Отныне «Гадибук» преследует нас, подобно неприкаянной душе, трагически воплотившейся перед нами в легенде-моралите С. Ан-ского. Затея Н. Цемаха и его товарищей ни с чем не сравнима. Эта труппа, приехавшая из Москвы, из столицы марксистского суеверия, говорит вдохновенным языком пророков Израиля. Не во вновь обретенной Палестине появился еврейский театр, а в двух шагах от Кремля, среди древних православных святынь, «под сенью креста». Непостижимый парадокс: лишь вонзившись в русскую землю, процвел посох Аарона.

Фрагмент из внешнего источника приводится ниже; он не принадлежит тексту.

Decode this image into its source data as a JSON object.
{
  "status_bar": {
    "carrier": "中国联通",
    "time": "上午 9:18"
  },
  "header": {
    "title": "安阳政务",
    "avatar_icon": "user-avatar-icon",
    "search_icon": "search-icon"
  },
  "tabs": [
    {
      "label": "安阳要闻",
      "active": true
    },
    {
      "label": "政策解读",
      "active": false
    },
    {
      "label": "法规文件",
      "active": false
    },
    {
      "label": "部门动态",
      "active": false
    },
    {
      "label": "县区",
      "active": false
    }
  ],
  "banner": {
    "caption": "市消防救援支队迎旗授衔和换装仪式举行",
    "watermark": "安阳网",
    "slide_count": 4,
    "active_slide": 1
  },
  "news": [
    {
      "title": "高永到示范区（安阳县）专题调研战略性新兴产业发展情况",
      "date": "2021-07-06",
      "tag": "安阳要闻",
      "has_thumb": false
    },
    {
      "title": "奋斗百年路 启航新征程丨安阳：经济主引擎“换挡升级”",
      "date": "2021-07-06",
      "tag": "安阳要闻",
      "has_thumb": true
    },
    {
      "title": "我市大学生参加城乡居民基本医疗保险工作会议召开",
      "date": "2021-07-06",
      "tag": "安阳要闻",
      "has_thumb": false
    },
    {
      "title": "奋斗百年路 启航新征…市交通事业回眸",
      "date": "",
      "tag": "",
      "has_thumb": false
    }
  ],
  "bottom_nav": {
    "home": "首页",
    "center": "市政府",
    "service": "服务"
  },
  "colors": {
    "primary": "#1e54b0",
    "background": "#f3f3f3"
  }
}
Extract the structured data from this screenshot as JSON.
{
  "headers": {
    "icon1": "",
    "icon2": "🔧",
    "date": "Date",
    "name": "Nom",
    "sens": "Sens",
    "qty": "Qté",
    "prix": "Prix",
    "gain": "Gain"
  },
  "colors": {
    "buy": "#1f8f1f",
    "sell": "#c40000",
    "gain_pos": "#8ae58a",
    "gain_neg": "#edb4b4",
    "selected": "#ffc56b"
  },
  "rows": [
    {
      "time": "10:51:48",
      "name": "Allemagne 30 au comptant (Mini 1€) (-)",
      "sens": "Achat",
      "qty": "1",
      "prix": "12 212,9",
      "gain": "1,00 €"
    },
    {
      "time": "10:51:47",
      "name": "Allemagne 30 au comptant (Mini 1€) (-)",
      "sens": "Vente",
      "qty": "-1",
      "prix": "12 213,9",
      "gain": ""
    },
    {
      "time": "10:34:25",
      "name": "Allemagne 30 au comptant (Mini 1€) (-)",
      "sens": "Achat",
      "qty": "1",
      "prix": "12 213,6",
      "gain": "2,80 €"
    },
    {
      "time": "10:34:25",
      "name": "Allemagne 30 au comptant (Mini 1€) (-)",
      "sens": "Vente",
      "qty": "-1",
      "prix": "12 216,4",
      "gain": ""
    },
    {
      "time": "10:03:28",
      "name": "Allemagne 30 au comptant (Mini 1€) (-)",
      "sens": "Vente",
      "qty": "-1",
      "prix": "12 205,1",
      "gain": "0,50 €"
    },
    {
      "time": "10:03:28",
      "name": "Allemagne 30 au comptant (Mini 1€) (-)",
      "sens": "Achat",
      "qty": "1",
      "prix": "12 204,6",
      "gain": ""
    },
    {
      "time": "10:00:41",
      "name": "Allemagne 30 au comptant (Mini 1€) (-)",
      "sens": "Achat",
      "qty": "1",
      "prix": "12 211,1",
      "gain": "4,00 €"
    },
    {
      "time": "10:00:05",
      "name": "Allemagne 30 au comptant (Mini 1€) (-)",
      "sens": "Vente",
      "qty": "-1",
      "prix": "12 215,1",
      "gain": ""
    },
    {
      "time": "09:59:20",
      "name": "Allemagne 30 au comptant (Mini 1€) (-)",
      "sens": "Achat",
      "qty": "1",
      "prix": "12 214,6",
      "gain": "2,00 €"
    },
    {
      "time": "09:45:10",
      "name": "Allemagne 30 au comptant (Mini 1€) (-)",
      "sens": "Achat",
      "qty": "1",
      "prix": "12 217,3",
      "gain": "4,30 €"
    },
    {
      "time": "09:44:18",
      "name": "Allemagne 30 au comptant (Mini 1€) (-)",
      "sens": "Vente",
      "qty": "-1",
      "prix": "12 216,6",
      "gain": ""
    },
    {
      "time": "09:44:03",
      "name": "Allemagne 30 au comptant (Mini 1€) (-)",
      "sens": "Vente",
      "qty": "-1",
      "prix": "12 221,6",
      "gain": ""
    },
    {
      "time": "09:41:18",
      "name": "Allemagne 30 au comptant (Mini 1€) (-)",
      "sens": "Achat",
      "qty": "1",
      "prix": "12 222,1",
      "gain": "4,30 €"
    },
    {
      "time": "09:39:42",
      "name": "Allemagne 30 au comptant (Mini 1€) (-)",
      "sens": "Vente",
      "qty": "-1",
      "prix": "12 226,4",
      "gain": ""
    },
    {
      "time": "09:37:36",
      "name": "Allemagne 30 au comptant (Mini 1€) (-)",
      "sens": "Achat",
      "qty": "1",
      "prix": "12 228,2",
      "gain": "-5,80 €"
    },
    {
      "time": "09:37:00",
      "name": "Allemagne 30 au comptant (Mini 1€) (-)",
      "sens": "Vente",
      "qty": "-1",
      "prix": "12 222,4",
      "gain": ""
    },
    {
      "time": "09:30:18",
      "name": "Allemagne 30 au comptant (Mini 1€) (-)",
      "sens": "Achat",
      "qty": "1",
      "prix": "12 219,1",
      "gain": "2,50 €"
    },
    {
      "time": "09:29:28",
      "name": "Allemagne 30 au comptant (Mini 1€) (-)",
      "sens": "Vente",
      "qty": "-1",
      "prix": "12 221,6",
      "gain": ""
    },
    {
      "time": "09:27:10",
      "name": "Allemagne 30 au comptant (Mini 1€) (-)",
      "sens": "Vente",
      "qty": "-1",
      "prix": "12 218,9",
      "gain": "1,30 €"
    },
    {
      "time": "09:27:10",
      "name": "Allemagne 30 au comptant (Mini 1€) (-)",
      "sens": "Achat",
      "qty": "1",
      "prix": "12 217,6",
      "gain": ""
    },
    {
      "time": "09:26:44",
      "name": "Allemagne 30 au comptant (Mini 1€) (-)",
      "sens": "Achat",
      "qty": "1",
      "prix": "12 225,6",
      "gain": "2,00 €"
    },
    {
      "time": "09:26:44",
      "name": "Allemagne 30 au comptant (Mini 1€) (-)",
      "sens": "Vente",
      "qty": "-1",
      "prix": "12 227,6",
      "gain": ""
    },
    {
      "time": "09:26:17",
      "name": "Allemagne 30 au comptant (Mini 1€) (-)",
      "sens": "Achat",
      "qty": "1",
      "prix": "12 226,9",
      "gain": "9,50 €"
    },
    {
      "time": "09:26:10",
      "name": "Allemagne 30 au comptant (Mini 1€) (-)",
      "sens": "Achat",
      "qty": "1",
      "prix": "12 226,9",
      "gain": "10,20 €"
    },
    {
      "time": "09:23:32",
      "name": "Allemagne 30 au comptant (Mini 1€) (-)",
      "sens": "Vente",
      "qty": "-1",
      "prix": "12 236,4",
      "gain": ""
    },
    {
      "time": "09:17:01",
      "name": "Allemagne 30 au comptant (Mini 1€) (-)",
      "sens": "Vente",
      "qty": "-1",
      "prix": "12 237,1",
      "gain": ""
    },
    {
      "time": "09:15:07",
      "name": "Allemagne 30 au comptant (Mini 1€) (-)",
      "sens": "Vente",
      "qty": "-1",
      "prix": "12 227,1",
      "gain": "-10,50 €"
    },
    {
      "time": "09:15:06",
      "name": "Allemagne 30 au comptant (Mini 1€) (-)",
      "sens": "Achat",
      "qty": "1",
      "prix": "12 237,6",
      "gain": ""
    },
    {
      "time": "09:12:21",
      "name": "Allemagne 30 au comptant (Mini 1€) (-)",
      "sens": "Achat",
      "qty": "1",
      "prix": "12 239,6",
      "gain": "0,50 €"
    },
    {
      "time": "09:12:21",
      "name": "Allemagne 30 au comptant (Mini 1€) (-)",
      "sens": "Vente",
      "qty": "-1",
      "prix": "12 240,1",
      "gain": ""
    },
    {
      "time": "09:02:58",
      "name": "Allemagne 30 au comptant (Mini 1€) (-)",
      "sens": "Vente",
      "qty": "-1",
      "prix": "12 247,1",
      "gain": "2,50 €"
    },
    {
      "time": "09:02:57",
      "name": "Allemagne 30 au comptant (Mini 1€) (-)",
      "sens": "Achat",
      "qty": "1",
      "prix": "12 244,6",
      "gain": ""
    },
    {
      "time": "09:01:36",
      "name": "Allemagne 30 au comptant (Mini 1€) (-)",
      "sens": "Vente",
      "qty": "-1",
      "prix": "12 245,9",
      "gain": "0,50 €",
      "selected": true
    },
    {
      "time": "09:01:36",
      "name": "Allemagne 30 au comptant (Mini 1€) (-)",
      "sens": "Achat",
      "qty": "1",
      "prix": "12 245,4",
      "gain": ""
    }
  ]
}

Знаменитый Станиславский поддержал эту идею, которая была столь чужда местному духу, что могла показаться обреченной на провал. И все же «метеки»[cdxxvi], попавшие в столицу, до тех пор сильней всех противившиеся какому-либо проникновению семитского духа, создали произведение искусства и вызвали глубочайшее чувство. Каким чудом? В той буре театральных страстей, что кипела в революционной России, одни лишь актеры «Габимы» вели разговор о душе, отмененной декретом. Благодаря этой драгоценной контрабанде они и добились успеха.

Поначалу для основателей «Габимы» речь шла о своего рода еврейском возрождении. Возродить благородный язык предков, перенести на сцену привычную живописность гетто. Такова была их цель. Влияние Станиславского вело их к последовательному натурализму. Сама пьеса С. Ан-ского, которую мы только что видели, была прежде всего этнографической.

Сюжет был только предлогом. Диалог лишь обрамлял обряды и обычаи благочестивых хасидов; религиозный фольклор преобладал над драмой. Писателем руководила не вера, а умиленное любопытство, желание узнать древние обычаи его народа. К тому же, пьеса была сначала написана на идиш[cdxxvii]. Но автор ее приоткрыл дверь в Царство Господне. Он дал проникнуть свету. В открывшуюся щель влетел ангел. Древний мессианский пыл наполнил восторгом души молодых актеров.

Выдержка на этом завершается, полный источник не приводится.